When I was in high school, I signed up for the annual variety show. For those who don't know, a variety show is like a talent show that doesn't require talent. For my act, I chose to do some stand-up comedy.
In order to have my act approved, I had to first give them a script of the whole thing. I sat down and collected all of the material I'd written, some stuff I was working on, and arranged it for flow and transition. As I was writing everything down, all I could think to myself was, "eh, it's not that funny, but the audience is going to eat this stuff up."
I was right. The judges who read my script for approval told me that it was so funny they were laughing out loud just reading it. In fact, they enjoyed my act so much that even though there was a 5-minute time limit, they let me do my whole 15-minute act. And at the end of the night, I won second place. I'd say it wasn't bad for my first performance ever.

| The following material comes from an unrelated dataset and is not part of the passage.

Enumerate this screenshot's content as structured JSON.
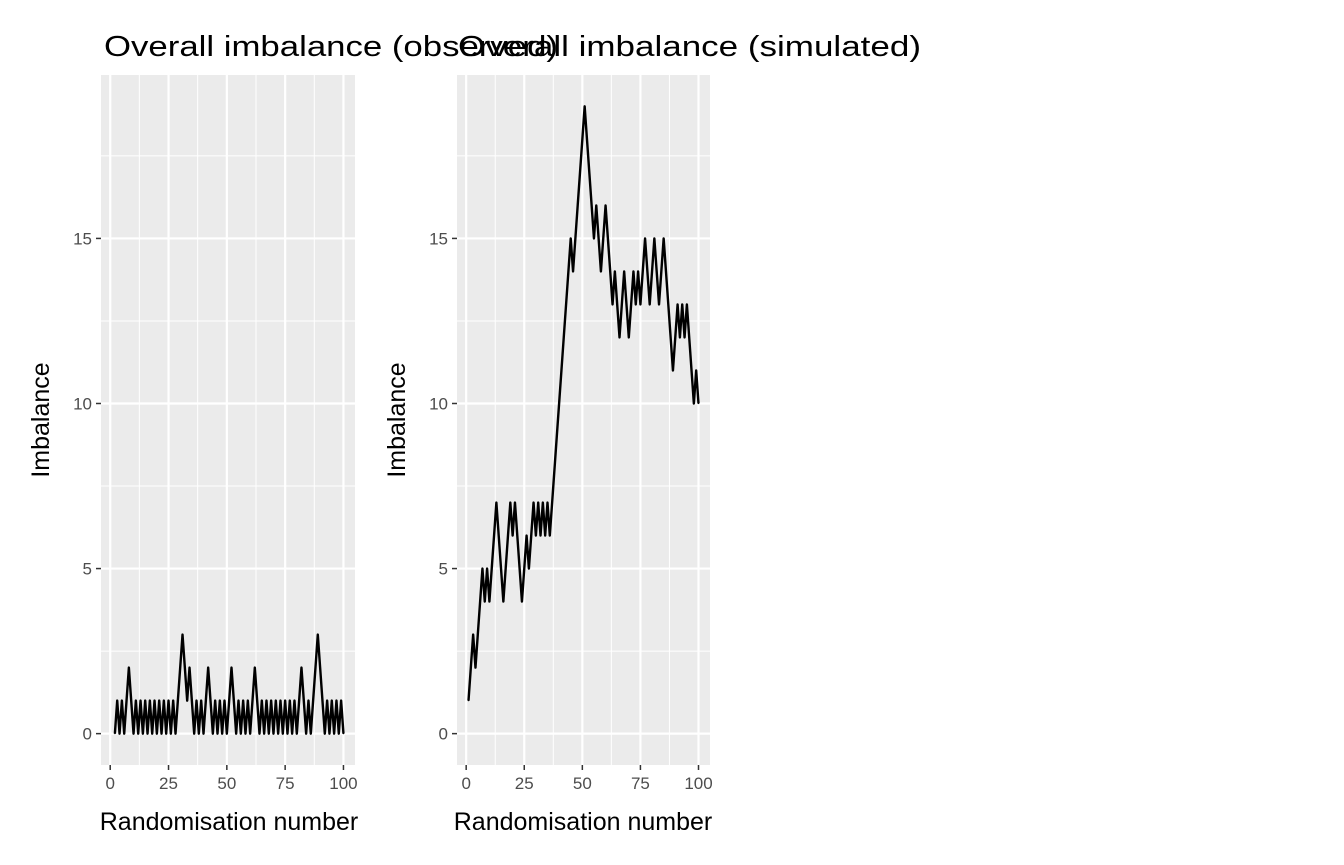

For many years after that, I had learned a valuable lesson from that night: don't overestimate your audience. I studied a lot of stand-up comedy at the time. There were a lot of jokes that didn't impress me much, ones that didn't get even a chuckle from me, and yet they brought the house down. For me, it wasn't about writing comedy that made me laugh, it was about knowing what other people will think is funny and giving them what they want.

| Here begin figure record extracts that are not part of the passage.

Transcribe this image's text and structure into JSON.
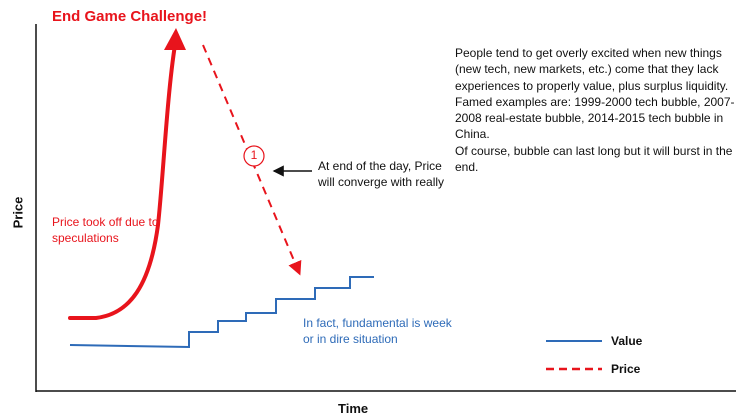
{
  "title": "End Game Challenge!",
  "axis": {
    "x_label": "Time",
    "y_label": "Price"
  },
  "annotations": {
    "price_note": "Price took off due to speculations",
    "converge_note": "At end of the day, Price will converge with really",
    "fundamental_note": "In fact, fundamental is week or in dire situation",
    "step_badge": "1"
  },
  "commentary": [
    "People tend to get overly excited when new things (new tech, new markets, etc.) come that they lack experiences to properly value, plus surplus liquidity.",
    "Famed examples are: 1999-2000 tech bubble, 2007-2008 real-estate bubble, 2014-2015 tech bubble in China.",
    "Of course, bubble can last long but it will burst in the end."
  ],
  "legend": [
    {
      "label": "Value",
      "color": "#2e6bb8",
      "style": "solid"
    },
    {
      "label": "Price",
      "color": "#e8141c",
      "style": "dashed"
    }
  ],
  "colors": {
    "price": "#e8141c",
    "value": "#2e6bb8",
    "axis": "#111111"
  },
  "icons": {
    "arrowhead": "arrowhead-icon",
    "pointer": "left-arrow-icon"
  }
}
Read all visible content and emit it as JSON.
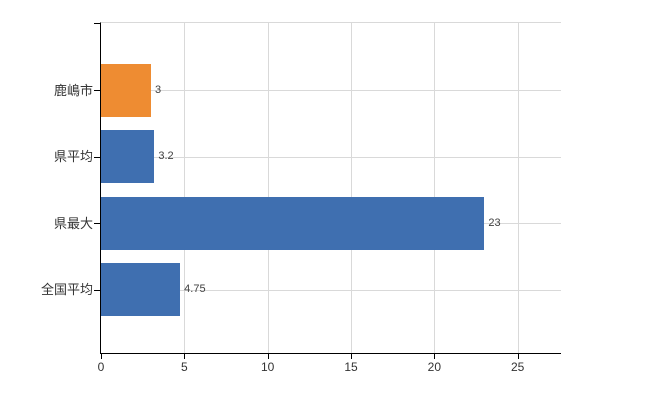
{
  "chart": {
    "background": "#ffffff",
    "axis_color": "#000000",
    "grid_color": "#d9d9d9",
    "category_label_color": "#333333",
    "value_label_color": "#404040"
  },
  "chart_data": {
    "type": "bar",
    "orientation": "horizontal",
    "title": "",
    "xlabel": "",
    "ylabel": "",
    "categories": [
      "鹿嶋市",
      "県平均",
      "県最大",
      "全国平均"
    ],
    "values": [
      3,
      3.2,
      23,
      4.75
    ],
    "value_labels": [
      "3",
      "3.2",
      "23",
      "4.75"
    ],
    "bar_colors": [
      "#ee8c32",
      "#3f6fb0",
      "#3f6fb0",
      "#3f6fb0"
    ],
    "x_ticks": [
      0,
      5,
      10,
      15,
      20,
      25
    ],
    "xlim": [
      0,
      27.6
    ],
    "grid": "vertical-at-ticks-and-horizontal-at-category-centers",
    "legend": "none"
  }
}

My original post was going to be that very lesson, considering your audience as simpletons who can only comprehend so much. But that isn't a very fair assessment. I had to ask why it worked. How come simple comedy works so well and yet the complex stuff that makes me laugh dies in front of an audience?
The reason simple comedy works is the same reason simple writing in any field works: it has a point and it gets to it without wasting time or energy. It is easy to understand and that simplicity adds to its power.
That's why I changed the title of this post to the current one. Good writing does not come from making expectations of your audience; it comes from making good writing. It means that any member of any audience can comprehend it, whether it is simpletons or geniuses. Writing that can do that will be equally effective to everybody.